Demikian disampaikan Rino Subagyo sebagai Direktur Eksekutif ICEL saat diskusi dengan wartawan di kantor Kementerian Negara Lingkungan Hidup (KNLH), Jakarta (3/4).
“Karena semua masih bersifat umum, belum detail dan belum ada pengaturannya,” jelas Rino.

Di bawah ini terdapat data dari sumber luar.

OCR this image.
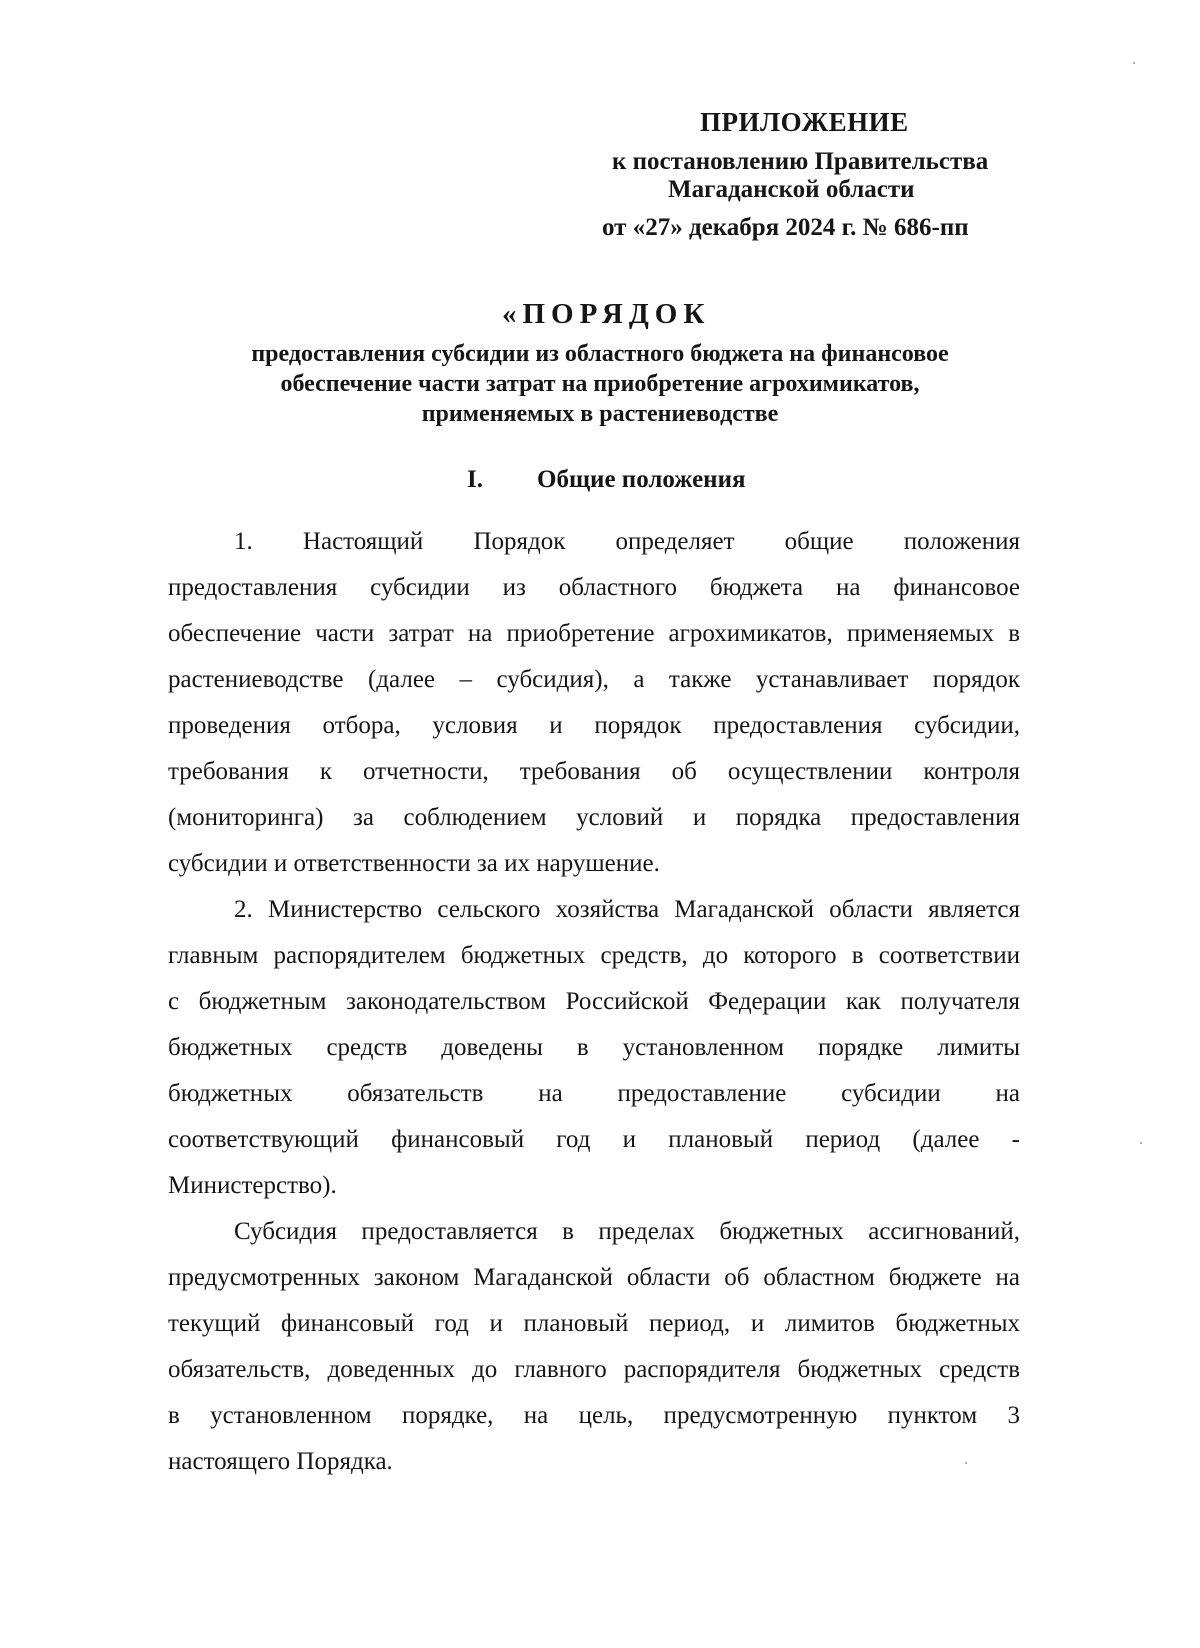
ПРИЛОЖЕНИЕ
к постановлению Правительства
Магаданской области
от «27» декабря 2024 г. № 686-пп
«ПОРЯДОК
предоставления субсидии из областного бюджета на финансовое
обеспечение части затрат на приобретение агрохимикатов,
применяемых в растениеводстве
I. Общие положения
1. Настоящий Порядок определяет общие положения
предоставления субсидии из областного бюджета на финансовое
обеспечение части затрат на приобретение агрохимикатов, применяемых в
растениеводстве (далее – субсидия), а также устанавливает порядок
проведения отбора, условия и порядок предоставления субсидии,
требования к отчетности, требования об осуществлении контроля
(мониторинга) за соблюдением условий и порядка предоставления
субсидии и ответственности за их нарушение.
2. Министерство сельского хозяйства Магаданской области является
главным распорядителем бюджетных средств, до которого в соответствии
с бюджетным законодательством Российской Федерации как получателя
бюджетных средств доведены в установленном порядке лимиты
бюджетных обязательств на предоставление субсидии на
соответствующий финансовый год и плановый период (далее -
Министерство).
Субсидия предоставляется в пределах бюджетных ассигнований,
предусмотренных законом Магаданской области об областном бюджете на
текущий финансовый год и плановый период, и лимитов бюджетных
обязательств, доведенных до главного распорядителя бюджетных средств
в установленном порядке, на цель, предусмотренную пунктом 3
настоящего Порядка.
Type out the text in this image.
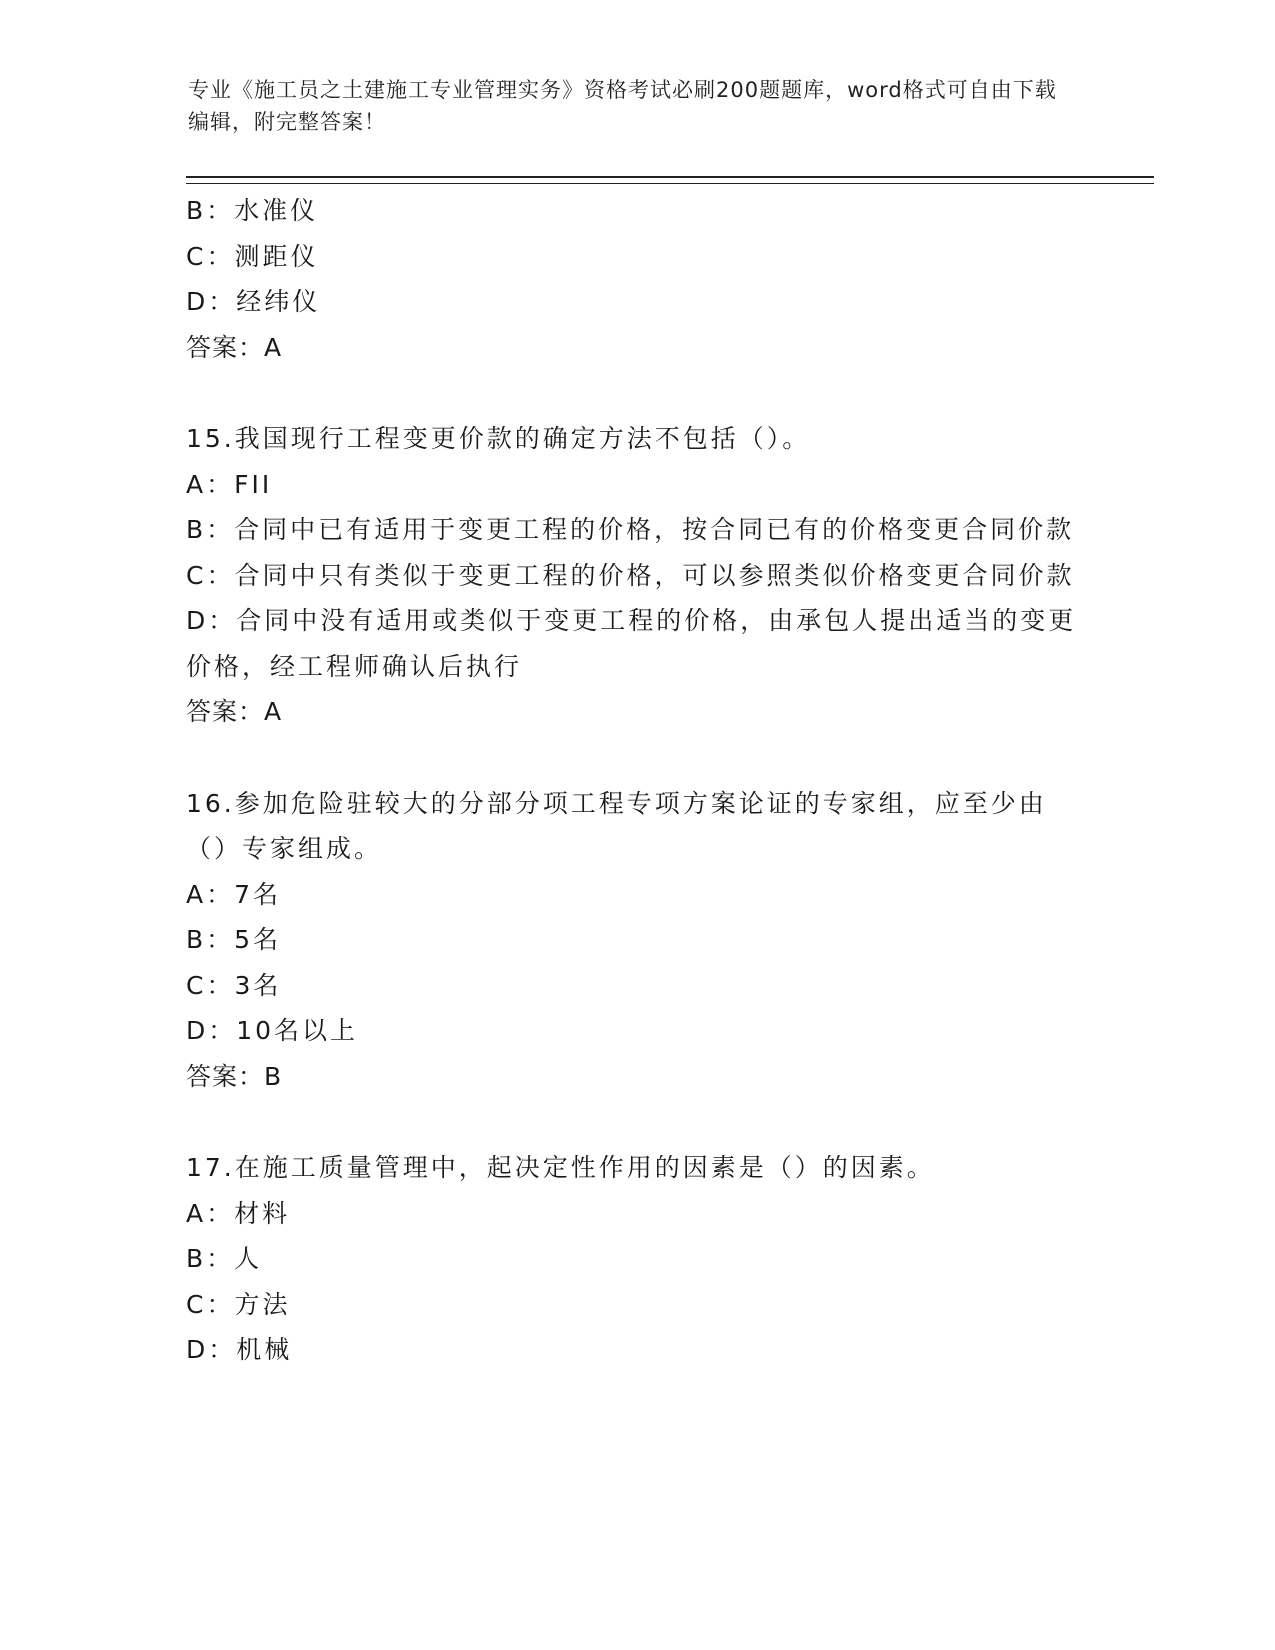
专业《施工员之土建施工专业管理实务》资格考试必刷200题题库，word格式可自由下载编辑，附完整答案！
B：水准仪
C：测距仪
D：经纬仪
答案：A
15.我国现行工程变更价款的确定方法不包括（）。
A：FII
B：合同中已有适用于变更工程的价格，按合同已有的价格变更合同价款
C：合同中只有类似于变更工程的价格，可以参照类似价格变更合同价款
D：合同中没有适用或类似于变更工程的价格，由承包人提出适当的变更价格，经工程师确认后执行
答案：A
16.参加危险驻较大的分部分项工程专项方案论证的专家组，应至少由（）专家组成。
A：7名
B：5名
C：3名
D：10名以上
答案：B
17.在施工质量管理中，起决定性作用的因素是（）的因素。
A：材料
B：人
C：方法
D：机械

Catatan awal 2008, ICEL melihat ada 3 faktor yang turut mewarnai kemerosotan jaminan hukum terhadap lingkungan dan masyarakat selama tahun 2007, yaitu: pertama, faktor kebijakan. Sejumlah kebijakan yang lahir selama tahun 2007 seperti Undang-undang (UU) Nomor 24 tahun 2007 tentang Penanggulangan Bencana, UU No.26 tahun 2007 Tentang Penataan Ruang, UU No.30 tahun 2007 tentang Energi, UU 27/2007 tentang Pengelolaan Wilayah Pesisir dan Pulau-Pulau Kecil, ternyata tidak memiliki kemampuan untuk didayagunakan sebagai instrumen dalam melakukan pencegahan, perlindungan daya dukung lingkungan dan sumber daya alam bahkan berkecenderungan lebih memfasilitasi proses ekploitasi sumber daya alam.
Fakta bencana lingkungan yang terjadi selama kurun waktu 2006-2007 yang mencapai lebih dari 37 bencana lingkungan, semakin menunjukkan bahwa produk hukum yang ada belum bisa mengakomodir persoalan tersebut.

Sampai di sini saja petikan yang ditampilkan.